Diesel prices have increased for 7 consecutive weeks, with the DOE/EIA price at $4.055 a gallon. According to Freightwaves, “the latest DOE/EIA price now puts the diesel number at a level last seen March 11, 2013.” With the ever-increasing cost of diesel, what can shippers do to help minimize the fuel costs added to their shipping rates?
Here are 4 strategies to help shippers navigate increasing fuel costs.
1. Reduce loading and unloading times
The first way to navigate fuel costs is to reduce total loading/unloading times for carriers. When a carrier has to wait for a shipment (due to it not being ready), they will often leave their truck engine running to wait in comfort; especially if the weather is very cold or hot. Unfortunately, this uses a lot of fuel over time.
The quicker the truck is loaded and unloaded, the less fuel will be used overall.
2. Ship Monday through Thursday
Rates tend to be higher on Fridays, especially when a carrier has to hold the load over the weekend for Monday delivery. The earlier in the week a load is shipped out, the better for rates and fuel economy.
3. Help drivers avoid rush hours
This strategy is mostly applicable for lanes that do not have a constant heavy flow of traffic.
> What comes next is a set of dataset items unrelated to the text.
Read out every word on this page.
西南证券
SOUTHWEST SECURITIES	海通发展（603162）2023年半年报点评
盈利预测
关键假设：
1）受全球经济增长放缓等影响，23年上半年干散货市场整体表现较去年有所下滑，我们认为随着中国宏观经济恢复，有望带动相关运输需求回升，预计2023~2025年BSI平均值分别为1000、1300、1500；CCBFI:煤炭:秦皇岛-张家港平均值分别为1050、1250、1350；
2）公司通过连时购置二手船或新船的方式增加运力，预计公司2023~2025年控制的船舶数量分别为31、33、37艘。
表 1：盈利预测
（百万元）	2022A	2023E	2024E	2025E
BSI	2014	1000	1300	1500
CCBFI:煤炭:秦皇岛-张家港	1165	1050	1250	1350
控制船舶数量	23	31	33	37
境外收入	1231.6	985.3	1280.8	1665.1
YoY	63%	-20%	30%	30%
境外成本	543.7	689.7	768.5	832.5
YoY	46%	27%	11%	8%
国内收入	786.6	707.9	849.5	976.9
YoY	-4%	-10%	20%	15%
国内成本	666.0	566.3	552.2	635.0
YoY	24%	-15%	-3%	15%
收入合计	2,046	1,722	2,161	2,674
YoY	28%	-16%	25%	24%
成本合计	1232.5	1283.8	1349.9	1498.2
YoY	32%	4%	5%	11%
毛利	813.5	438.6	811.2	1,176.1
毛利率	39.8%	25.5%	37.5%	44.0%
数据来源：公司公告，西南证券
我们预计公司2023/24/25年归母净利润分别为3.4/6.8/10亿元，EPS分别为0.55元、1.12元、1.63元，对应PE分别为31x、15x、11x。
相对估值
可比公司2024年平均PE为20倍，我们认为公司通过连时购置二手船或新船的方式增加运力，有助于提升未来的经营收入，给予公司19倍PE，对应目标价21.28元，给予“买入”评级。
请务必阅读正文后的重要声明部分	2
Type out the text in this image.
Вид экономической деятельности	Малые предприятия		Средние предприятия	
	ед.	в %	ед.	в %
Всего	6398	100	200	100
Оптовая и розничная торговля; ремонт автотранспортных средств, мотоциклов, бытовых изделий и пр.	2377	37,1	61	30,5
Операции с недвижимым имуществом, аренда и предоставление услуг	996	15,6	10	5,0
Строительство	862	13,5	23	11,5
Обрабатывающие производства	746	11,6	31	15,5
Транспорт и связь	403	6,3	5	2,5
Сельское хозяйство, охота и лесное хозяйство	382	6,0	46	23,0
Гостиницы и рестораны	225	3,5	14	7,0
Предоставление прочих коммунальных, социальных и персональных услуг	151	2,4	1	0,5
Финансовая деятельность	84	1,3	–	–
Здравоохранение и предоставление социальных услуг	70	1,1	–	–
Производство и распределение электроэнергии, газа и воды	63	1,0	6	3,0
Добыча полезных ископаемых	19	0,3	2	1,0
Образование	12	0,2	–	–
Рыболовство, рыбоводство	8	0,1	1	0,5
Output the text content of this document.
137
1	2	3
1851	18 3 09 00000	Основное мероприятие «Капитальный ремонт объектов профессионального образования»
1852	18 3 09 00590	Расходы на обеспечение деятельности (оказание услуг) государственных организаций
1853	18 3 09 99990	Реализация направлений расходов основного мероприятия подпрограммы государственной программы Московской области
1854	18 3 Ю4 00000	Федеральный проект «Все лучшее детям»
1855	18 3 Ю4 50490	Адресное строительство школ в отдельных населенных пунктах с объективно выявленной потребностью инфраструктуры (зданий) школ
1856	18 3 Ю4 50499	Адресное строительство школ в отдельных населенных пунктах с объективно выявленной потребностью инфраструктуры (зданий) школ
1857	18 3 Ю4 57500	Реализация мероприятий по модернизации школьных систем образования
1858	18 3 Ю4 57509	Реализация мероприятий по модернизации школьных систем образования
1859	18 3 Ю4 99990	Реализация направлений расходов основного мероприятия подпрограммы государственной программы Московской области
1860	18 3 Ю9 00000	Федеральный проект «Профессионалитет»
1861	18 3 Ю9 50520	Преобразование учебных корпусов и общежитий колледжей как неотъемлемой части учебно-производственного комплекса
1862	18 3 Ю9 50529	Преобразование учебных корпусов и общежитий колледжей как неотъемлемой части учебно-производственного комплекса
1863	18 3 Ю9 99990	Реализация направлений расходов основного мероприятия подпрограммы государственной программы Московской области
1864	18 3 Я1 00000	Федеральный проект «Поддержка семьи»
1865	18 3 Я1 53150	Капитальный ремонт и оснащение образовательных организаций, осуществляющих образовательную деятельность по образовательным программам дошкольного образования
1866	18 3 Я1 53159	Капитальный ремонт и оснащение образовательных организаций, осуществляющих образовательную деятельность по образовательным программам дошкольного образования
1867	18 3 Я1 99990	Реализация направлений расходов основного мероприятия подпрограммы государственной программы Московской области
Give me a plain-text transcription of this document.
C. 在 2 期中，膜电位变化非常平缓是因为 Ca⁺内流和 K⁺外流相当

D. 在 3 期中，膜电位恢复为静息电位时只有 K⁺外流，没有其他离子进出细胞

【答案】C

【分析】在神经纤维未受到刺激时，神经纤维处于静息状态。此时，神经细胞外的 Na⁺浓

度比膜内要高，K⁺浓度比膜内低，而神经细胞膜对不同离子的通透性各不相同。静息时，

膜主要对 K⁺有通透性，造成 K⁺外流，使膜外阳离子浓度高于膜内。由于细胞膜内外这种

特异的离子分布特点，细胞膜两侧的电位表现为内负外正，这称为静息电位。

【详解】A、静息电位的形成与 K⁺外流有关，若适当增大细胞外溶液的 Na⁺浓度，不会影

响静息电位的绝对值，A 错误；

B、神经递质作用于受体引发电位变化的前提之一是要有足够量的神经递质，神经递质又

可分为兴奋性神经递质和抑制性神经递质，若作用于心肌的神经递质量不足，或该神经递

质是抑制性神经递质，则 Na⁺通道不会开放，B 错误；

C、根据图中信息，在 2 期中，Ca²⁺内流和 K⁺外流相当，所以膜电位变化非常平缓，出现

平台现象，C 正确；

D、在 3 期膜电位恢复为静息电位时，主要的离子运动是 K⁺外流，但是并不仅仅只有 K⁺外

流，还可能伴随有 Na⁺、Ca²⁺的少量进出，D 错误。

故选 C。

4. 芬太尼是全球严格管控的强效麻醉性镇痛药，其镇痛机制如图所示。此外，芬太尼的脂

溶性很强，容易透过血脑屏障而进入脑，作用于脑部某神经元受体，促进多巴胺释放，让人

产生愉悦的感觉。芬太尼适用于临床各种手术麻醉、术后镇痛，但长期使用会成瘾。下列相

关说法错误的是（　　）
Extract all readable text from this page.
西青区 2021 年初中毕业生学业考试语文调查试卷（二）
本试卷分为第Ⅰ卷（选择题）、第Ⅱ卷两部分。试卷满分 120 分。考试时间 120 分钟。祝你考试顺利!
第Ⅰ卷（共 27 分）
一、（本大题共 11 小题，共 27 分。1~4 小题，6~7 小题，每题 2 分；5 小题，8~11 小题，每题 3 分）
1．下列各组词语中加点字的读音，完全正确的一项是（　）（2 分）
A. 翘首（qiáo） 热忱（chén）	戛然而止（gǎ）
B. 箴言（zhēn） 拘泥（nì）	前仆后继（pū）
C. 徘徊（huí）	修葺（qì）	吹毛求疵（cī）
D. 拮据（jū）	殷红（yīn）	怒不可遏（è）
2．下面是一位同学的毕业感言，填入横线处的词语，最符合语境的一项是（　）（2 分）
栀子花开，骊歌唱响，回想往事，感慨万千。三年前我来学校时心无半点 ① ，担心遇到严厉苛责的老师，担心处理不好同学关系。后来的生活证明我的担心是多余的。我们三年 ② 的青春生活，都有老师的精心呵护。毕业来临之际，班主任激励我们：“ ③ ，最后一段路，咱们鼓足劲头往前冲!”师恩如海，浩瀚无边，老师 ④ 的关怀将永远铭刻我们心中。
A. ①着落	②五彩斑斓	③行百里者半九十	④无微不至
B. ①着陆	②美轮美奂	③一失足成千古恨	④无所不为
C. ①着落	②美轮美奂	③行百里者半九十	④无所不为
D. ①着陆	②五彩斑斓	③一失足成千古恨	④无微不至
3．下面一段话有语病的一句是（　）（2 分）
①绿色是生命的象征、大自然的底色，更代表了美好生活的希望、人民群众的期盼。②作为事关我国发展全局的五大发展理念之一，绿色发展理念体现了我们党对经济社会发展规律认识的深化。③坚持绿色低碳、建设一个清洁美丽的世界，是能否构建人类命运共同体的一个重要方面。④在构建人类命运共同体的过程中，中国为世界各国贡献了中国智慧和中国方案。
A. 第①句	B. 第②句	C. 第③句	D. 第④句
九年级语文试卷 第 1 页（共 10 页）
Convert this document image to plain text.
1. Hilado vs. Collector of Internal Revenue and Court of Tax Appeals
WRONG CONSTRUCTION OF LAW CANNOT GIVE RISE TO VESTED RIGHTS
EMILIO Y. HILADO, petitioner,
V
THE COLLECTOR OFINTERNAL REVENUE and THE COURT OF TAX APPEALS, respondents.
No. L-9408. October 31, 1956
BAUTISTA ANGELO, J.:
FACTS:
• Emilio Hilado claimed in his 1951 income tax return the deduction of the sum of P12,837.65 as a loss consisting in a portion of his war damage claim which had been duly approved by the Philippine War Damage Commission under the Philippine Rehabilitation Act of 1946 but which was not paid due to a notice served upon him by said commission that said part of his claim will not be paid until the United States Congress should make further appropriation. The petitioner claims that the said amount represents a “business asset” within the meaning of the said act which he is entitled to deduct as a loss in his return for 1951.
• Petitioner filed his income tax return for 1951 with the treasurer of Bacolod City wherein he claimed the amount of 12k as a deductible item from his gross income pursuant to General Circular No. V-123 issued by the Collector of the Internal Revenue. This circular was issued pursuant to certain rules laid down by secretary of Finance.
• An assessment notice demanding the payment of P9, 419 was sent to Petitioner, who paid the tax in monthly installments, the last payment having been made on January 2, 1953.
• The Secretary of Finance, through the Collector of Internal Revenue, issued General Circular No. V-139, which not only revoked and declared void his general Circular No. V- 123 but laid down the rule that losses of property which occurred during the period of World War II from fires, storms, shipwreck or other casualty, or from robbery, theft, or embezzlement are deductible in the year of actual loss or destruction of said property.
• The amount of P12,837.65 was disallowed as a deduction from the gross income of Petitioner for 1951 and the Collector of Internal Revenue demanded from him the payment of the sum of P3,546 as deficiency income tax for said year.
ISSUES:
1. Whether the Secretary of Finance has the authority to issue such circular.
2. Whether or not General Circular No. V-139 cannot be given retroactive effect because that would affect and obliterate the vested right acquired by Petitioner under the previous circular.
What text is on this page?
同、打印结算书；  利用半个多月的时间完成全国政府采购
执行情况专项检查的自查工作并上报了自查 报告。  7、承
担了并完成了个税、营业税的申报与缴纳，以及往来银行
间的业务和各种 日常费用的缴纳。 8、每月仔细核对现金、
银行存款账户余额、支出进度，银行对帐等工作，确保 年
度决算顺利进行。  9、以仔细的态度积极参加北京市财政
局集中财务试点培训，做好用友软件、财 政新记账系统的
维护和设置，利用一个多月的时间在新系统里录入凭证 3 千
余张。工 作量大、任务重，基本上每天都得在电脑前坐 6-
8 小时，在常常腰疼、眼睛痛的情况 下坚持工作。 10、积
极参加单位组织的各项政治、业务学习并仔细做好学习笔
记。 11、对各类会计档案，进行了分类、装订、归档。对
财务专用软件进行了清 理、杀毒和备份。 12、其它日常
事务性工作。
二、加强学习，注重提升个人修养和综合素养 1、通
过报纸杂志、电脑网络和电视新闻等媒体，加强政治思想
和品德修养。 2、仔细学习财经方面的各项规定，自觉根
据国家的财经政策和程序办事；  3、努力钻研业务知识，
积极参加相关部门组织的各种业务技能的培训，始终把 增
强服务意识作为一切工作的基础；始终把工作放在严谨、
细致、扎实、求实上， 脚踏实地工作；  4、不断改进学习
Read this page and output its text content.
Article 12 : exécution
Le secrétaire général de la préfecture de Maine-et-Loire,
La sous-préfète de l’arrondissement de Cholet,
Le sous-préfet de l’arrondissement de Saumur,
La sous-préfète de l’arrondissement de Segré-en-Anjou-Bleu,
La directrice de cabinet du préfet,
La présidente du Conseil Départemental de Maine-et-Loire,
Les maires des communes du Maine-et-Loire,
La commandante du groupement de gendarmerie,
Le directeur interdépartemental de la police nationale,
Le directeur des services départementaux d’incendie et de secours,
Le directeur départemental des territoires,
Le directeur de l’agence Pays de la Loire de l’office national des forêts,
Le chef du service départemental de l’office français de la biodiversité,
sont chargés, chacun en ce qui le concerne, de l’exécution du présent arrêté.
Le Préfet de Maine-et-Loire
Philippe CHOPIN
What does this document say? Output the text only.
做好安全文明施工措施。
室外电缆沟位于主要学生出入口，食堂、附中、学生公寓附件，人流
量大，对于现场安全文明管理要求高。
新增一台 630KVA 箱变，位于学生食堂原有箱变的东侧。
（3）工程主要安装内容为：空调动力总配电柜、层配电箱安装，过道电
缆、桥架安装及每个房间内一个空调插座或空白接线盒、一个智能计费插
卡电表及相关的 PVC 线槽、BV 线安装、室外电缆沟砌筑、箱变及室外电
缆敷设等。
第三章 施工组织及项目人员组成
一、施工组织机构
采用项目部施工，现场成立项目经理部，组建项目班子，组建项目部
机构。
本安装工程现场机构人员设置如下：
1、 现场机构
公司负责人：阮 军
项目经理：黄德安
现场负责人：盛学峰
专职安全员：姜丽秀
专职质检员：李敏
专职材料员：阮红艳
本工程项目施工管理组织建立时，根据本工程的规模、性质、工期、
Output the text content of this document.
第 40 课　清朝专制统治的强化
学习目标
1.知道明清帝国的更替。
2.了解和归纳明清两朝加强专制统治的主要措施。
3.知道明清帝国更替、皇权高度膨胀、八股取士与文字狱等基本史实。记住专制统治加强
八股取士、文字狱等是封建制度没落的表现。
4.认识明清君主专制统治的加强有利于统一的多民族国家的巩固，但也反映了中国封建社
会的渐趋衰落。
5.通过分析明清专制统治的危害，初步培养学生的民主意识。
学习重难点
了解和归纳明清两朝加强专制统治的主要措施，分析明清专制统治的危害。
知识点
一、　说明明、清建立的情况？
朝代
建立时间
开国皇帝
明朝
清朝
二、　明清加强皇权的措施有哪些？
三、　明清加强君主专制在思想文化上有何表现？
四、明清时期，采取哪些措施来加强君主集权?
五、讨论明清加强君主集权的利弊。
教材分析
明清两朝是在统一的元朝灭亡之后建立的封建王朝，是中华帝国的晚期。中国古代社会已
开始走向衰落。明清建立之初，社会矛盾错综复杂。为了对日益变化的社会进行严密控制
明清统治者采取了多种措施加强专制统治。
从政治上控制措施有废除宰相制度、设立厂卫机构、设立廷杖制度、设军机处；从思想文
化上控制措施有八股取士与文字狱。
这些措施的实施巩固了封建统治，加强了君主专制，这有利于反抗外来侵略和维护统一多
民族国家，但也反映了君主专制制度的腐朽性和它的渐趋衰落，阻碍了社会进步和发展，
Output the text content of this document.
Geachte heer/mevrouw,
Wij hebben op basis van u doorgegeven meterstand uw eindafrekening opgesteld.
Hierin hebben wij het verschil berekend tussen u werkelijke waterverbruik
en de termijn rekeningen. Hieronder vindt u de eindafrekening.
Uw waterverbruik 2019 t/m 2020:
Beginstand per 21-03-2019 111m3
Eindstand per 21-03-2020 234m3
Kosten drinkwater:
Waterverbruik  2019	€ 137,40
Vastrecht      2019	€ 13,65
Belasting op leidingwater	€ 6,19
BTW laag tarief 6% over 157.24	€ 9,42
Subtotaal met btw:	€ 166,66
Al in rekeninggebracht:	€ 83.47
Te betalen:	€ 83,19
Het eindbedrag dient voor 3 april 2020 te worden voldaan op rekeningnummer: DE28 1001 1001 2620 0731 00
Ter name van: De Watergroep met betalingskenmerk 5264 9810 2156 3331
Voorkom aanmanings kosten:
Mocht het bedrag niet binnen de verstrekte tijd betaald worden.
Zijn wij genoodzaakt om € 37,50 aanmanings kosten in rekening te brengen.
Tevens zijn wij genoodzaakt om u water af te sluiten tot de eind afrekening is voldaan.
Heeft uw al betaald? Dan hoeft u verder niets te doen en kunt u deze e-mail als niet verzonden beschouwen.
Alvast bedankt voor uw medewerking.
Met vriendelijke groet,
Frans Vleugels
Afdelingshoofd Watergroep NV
The longer a carrier is stuck in traffic, the more fuel is used, and that cost is passed on to the shipper. So how can shippers help?
For cities/lanes with defined rush hours, 10am – 2pm is an ideal time for pickup and delivery to help carriers avoid bad traffic and the extra fuel associated.
4. Keep loads under 44,000 lbs gross weight
The final and best strategy to help shippers to navigate high fuel costs is to keep shipments under 44,000 lbs. According to International Trucks, “For every 1,000 pound increase in vehicle weight, fuel economy drops by approximately 0.5 percent.” The heavier the load, the more power will be needed to transport it. Therefore, reducing the weight of the load will help to optimize fuel economy.
Shippers that ship volume LTL orders can also help curb the high fuel costs by matching up LTL orders to regional markets. Sending a truckload with 2 or 3 stop offs will help reduce freight costs per LTL order. This will also create faster delivery times as “load to ride” deliveries avoid time taxing cross docks and also high fuel surcharge rates that most common carriers are adding to tariffs.